As a result of this series of posts at Crooked Timber, I've been reading some China Mieville (the accent is beyond me, unfortunately). He's very, very good. King Rat, his first novel, a blend of life in the interstices of London and gothic fairy tale, doesn't quite reach the Gormenghast-esque descriptive heights of the later, more fantastically-set, novels, and isn't quite as compelling either, but is worth having a look at. The two of the three straight fantasy novels I've read, The Scar and Perdido Street Station, are quite stunning: the evocation of place, full of inventive and convincing detail, and above all the sheer narrative grip, done through clever plotting, the use of interestingly suggestive ideas, and intelligent and engaging characterisation, are wonderful. His debt to Mervin Peake is quite clear: the idea, so dominant in Gormenghast, of the accretion of byzantine, unintended structures, both physical and institutional, the result of series of uncoordinated yet comprehensible actions, on top of older, equally unplanned structures, resonates through his descriptions of New Crobuzon and the floating city of The Scar, and if anything, he does it better than Peake. The worlds his characters are embedded in are socially real, which is not something that could be said of every fantasy novel, and which may make it easier for those un-used to the idiom to get into the novels. He is violent and perhaps takes a little more pleasure than one ought to be comfortable with in that violence, so perhaps the squeamish might find him a bit much, but this is about the only reservation I would have about the novels. Read them.

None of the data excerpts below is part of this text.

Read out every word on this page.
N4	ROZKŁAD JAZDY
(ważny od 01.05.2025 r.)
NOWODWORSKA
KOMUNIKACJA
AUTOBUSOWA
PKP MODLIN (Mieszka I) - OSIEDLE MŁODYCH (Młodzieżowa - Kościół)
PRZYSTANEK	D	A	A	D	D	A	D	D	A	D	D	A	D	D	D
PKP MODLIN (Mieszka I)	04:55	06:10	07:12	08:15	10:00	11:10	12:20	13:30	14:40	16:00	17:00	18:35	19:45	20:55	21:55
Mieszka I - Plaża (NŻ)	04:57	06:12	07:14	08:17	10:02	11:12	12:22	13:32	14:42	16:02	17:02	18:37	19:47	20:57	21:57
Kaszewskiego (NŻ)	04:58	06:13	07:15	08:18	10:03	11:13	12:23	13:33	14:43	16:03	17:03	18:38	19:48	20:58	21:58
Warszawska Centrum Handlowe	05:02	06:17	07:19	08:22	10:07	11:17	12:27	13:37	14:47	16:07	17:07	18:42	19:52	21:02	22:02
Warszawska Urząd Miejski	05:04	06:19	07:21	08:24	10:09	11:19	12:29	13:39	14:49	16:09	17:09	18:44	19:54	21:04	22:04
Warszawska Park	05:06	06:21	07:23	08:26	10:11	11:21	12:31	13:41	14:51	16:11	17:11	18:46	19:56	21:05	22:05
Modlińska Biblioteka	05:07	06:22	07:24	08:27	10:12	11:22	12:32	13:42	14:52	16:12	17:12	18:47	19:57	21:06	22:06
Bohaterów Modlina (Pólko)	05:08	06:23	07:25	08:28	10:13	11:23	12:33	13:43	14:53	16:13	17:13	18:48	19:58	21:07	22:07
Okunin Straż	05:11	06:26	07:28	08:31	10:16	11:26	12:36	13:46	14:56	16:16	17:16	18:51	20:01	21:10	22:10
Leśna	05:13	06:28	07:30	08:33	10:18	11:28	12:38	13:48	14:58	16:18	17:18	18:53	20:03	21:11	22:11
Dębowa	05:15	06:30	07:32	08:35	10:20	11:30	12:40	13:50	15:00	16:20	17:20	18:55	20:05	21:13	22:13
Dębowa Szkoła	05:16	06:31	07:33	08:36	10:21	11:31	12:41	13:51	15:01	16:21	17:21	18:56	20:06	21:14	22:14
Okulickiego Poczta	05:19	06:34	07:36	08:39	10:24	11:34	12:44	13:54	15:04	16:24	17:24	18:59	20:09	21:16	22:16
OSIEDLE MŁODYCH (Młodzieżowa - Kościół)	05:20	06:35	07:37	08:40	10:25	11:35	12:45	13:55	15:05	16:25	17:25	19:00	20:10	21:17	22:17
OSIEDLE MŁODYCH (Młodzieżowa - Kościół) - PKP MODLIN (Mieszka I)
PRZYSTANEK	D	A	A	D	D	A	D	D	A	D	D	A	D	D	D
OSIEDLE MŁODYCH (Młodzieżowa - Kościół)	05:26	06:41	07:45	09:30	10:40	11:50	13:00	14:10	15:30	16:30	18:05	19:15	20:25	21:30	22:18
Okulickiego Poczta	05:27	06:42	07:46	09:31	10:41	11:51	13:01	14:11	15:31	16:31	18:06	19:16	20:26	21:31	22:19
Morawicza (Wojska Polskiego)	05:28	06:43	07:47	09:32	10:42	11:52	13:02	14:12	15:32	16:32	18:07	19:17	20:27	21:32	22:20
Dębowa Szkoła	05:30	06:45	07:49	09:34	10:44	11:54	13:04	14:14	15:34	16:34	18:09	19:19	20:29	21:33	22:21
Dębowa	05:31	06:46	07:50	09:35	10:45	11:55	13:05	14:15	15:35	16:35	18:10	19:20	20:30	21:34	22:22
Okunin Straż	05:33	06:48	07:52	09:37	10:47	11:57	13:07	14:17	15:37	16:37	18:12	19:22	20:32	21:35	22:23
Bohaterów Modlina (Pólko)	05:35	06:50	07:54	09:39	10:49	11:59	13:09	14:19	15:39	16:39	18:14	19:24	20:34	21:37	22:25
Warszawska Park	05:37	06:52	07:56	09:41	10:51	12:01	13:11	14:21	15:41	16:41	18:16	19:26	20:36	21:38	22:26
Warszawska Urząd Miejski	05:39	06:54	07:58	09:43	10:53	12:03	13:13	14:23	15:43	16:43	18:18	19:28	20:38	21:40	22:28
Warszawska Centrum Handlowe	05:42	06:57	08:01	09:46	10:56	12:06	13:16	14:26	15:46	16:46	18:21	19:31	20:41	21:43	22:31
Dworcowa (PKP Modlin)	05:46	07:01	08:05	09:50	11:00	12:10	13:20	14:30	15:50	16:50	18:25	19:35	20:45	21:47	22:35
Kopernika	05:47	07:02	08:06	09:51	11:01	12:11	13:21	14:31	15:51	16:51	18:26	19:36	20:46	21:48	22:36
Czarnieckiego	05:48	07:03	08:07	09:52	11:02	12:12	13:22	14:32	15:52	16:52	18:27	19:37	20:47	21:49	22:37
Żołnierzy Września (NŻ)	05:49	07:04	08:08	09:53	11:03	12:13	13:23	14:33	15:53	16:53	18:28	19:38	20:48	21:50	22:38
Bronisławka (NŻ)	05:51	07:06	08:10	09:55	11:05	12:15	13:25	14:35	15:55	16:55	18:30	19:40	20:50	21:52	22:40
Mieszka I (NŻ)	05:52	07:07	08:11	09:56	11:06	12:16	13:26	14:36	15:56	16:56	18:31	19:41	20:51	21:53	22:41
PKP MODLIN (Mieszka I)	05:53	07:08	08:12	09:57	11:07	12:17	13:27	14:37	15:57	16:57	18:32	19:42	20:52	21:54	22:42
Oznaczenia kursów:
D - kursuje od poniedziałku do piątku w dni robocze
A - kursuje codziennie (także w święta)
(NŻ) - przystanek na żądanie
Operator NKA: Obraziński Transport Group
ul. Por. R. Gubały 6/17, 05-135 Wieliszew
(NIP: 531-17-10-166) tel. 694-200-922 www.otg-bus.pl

Also, The Dancer Upstairs. John Malkovich's directorial debut, based on Nicholas Shakespeare's novel, which came out at the cinema about two years ago, it's somehow flawed - there's a disconnect between the two main strands of the plot, which is both suggestive and unsatisfactory, particularly perhaps at the end - but generally rather good. It's more or less uniformly well-acted, with Javier Bardem especially good, and Malkovich directs unobtrusively but well. Most impressive - but also, in a way, least so, because of the perhaps somewhat confused way in which they are asked - is the series of questions it asks about the relationship between the obligations of the political and the personal, especially in such an obviously corrupt state.
So, two things that weren't politics, philosophy or personal gripe. Be happy with that: it'll probably be months till it happens again.